Before electronic VFDs were developed, the speed of wound-rotor 3-phase induction motors was controlled by schemes involving variable resistance inserted in series with the rotor windings or connecting the rotor windings to additional machines (Kramer and Scherbius drives). There were also schemes in which variable frequency was generated by driving an AC generator with some other type of variable speed machine such as a DC motor, eddy-current coupling drive, or a mechanical speed changer (continuous variable transmission).

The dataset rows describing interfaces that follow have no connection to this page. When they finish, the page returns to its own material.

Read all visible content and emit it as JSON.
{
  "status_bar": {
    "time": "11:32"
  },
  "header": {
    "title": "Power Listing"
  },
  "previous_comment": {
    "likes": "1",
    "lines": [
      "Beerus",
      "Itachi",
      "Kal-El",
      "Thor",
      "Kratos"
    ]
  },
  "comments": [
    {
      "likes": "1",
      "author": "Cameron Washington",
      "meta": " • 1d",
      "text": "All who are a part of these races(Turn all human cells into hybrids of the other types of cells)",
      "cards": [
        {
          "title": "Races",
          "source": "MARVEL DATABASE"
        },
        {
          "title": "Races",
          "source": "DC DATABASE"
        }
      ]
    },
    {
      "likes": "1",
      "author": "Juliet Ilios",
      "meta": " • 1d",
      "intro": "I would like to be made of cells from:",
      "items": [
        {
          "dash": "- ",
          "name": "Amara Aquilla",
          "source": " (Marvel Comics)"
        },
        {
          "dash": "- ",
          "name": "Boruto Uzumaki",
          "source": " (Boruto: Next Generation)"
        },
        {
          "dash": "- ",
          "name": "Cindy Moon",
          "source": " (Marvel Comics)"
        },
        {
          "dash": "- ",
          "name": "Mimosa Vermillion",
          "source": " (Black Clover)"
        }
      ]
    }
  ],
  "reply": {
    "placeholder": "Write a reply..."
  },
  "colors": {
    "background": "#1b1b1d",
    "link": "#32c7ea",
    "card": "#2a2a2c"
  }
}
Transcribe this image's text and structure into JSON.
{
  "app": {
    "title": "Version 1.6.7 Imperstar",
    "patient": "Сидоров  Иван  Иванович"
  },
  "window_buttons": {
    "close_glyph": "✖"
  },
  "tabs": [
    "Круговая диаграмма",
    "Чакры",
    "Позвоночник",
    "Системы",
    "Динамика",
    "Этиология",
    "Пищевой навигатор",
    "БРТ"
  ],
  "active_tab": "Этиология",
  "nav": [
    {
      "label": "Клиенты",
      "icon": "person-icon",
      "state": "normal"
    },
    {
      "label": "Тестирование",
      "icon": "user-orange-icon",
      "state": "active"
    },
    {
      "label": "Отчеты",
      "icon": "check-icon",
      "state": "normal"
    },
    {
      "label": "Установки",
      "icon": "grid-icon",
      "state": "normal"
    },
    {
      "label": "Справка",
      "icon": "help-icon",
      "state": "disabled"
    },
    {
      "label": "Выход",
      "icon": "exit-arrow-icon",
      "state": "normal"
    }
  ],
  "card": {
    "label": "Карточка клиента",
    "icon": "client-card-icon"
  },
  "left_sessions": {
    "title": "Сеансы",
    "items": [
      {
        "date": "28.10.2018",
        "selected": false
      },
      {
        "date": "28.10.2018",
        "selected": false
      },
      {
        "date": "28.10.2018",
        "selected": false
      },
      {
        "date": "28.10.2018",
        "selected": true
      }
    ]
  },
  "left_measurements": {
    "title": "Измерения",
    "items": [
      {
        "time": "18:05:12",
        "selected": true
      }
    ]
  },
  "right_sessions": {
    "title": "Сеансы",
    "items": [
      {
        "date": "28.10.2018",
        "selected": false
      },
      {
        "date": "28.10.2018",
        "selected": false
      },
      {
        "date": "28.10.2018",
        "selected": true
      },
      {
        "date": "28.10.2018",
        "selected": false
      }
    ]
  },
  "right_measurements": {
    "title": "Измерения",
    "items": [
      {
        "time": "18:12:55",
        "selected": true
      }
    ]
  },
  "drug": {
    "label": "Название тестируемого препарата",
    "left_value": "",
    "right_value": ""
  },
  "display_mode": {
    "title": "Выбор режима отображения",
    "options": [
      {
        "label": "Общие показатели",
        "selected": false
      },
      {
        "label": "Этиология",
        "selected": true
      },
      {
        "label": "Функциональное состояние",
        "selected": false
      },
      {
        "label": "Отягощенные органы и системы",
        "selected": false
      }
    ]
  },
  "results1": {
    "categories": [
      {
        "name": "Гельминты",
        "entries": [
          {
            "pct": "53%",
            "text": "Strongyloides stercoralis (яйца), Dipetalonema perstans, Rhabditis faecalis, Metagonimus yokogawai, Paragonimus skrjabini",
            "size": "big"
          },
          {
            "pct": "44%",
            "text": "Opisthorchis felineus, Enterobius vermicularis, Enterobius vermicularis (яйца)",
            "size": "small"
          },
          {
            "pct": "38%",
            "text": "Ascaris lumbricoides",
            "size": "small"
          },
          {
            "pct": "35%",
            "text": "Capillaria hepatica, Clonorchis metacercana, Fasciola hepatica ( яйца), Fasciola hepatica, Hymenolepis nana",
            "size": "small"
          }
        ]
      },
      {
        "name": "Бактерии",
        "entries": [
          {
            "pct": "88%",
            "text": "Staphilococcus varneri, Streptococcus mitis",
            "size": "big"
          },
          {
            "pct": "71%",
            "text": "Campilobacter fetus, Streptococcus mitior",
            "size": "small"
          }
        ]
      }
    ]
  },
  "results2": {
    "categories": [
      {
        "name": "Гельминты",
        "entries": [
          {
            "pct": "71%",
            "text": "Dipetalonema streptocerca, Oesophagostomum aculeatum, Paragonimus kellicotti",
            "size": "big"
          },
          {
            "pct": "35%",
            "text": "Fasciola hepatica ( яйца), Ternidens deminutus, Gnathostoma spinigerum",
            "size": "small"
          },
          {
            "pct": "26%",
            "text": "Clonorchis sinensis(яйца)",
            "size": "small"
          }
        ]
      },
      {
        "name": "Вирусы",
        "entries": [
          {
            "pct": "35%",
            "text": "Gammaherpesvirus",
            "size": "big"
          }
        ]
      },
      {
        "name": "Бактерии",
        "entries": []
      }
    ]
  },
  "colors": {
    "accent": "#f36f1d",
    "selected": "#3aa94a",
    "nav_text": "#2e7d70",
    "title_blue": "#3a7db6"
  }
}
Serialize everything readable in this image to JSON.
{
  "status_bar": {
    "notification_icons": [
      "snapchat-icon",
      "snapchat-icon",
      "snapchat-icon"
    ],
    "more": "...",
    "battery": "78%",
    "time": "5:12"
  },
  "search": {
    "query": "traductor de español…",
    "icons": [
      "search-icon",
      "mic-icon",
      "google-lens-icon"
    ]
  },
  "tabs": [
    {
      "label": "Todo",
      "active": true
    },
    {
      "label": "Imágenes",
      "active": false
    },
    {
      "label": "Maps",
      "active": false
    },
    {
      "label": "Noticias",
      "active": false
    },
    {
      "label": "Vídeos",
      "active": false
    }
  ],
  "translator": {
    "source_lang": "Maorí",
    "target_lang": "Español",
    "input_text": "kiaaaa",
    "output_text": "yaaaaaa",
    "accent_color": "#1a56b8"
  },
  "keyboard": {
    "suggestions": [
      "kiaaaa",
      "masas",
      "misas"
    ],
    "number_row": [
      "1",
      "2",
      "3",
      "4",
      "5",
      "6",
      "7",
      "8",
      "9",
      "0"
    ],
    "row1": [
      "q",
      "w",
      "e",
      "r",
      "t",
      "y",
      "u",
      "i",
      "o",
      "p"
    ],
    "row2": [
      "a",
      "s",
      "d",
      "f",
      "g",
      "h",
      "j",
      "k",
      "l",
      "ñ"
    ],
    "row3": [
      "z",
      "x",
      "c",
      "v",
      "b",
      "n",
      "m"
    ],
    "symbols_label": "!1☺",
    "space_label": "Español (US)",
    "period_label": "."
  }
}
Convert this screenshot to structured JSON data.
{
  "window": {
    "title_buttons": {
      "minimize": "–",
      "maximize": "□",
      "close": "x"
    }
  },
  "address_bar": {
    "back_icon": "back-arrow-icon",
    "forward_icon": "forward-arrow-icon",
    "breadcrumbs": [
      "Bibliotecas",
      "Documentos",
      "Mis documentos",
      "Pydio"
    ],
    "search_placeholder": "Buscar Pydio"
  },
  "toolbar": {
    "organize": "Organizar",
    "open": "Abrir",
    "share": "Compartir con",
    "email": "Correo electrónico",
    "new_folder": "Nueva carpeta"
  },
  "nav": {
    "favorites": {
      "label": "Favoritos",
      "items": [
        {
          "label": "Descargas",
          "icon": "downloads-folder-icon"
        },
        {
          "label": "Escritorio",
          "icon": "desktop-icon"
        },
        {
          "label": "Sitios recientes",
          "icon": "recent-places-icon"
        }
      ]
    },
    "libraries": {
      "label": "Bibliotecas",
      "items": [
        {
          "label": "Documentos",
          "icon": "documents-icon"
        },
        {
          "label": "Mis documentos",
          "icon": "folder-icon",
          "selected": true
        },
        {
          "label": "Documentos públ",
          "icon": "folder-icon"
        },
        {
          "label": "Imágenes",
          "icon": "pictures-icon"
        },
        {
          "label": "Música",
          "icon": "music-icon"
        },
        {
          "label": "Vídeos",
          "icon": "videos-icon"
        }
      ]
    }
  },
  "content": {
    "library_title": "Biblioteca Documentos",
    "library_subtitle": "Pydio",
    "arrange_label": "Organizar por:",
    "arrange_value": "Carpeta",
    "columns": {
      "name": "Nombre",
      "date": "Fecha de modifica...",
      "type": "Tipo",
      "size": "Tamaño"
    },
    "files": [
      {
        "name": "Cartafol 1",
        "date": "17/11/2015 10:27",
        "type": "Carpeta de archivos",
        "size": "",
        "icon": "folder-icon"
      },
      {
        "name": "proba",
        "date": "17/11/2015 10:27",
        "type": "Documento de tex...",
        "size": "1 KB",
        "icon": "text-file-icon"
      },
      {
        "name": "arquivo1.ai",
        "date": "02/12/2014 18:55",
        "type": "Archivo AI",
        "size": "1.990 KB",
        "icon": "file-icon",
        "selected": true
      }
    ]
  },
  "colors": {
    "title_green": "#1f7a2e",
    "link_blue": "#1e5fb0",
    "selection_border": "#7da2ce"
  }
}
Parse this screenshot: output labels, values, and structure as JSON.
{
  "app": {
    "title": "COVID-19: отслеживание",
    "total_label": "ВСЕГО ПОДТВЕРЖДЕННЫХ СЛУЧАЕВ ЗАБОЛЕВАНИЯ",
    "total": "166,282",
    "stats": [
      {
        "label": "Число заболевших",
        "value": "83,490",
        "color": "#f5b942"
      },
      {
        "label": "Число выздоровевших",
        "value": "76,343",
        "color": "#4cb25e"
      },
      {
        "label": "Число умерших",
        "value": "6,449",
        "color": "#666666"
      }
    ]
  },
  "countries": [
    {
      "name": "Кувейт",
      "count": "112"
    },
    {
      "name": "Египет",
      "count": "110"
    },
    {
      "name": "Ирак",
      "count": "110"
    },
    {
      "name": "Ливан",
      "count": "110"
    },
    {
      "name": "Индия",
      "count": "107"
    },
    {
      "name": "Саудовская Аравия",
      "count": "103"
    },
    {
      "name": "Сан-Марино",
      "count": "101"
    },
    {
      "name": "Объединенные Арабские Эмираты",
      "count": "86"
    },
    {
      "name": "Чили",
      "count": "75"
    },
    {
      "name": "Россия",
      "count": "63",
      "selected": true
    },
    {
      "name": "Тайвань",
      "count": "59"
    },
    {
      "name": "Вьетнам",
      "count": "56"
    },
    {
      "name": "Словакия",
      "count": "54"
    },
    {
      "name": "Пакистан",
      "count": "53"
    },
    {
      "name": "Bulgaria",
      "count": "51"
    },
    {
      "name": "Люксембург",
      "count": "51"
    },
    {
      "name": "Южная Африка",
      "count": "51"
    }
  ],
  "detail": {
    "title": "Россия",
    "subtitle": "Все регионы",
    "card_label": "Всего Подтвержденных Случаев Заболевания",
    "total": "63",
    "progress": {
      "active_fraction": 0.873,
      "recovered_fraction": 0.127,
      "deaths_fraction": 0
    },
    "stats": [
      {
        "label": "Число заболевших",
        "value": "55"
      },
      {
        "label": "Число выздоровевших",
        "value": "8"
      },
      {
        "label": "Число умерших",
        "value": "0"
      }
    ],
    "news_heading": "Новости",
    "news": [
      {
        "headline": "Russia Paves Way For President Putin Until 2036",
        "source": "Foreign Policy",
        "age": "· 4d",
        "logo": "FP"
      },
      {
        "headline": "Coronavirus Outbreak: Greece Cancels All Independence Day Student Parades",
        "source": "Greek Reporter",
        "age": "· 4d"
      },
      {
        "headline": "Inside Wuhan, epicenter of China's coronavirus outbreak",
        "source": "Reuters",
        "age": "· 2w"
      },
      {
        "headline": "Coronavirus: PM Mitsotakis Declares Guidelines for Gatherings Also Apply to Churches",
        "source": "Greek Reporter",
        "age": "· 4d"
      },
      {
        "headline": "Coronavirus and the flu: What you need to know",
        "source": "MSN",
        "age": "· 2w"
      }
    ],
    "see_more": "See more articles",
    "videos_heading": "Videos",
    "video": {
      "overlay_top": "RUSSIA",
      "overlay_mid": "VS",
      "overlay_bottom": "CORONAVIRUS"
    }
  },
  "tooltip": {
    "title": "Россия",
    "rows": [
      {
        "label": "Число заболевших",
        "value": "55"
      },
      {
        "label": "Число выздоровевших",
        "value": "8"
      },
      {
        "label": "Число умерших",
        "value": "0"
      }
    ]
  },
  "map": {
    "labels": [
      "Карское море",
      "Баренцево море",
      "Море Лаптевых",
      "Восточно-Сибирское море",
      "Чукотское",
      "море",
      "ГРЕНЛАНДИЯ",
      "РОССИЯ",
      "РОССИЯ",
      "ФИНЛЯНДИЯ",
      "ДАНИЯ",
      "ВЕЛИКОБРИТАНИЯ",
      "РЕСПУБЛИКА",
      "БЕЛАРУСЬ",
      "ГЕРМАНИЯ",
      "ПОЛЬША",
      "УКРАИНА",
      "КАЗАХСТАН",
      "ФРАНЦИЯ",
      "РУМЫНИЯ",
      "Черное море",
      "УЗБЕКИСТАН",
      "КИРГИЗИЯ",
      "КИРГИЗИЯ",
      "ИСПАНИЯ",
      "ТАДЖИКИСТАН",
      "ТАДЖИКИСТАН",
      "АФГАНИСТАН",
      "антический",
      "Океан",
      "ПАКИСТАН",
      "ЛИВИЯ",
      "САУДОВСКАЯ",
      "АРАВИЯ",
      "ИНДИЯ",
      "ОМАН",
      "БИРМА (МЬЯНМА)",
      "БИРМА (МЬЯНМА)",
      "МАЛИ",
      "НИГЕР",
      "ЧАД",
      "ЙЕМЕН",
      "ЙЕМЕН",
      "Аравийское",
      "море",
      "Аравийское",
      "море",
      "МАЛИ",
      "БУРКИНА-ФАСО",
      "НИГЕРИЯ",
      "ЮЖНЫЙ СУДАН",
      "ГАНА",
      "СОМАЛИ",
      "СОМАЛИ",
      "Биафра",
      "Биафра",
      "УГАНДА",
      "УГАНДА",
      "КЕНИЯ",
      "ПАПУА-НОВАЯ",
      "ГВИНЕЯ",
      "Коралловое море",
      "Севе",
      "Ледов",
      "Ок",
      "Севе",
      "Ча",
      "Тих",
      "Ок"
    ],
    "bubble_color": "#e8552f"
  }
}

In many cases, a DC motor, eddy-current coupling drive, or a mechanical speed changer was used to drive machines directly without using AC motors. However wound rotor motors could be built with higher power ratings than other machines, and could be controlled using a lower power rotor rotor powercircuit control. That was one reason to use those schemes.
Variable-speed AC generator machines were also used to control large quantities of small synchronous motors used for making synthetic fiber. The first solid-state electronic variable speed drives were developed by Borg Warner under contract for DuPont for synthetic fiber spinning applications.
Also, small induction and brushless synchronous motors controlled that way could safely be installed in explosive atmosphere areas.
Before the invention of the transistor, vacuum tubes, mostly thyratrons, were used for variable-speed control of DC motors, eddy-current coupling drives, wound-rotor induction motor drives and perhaps some variable frequency drives.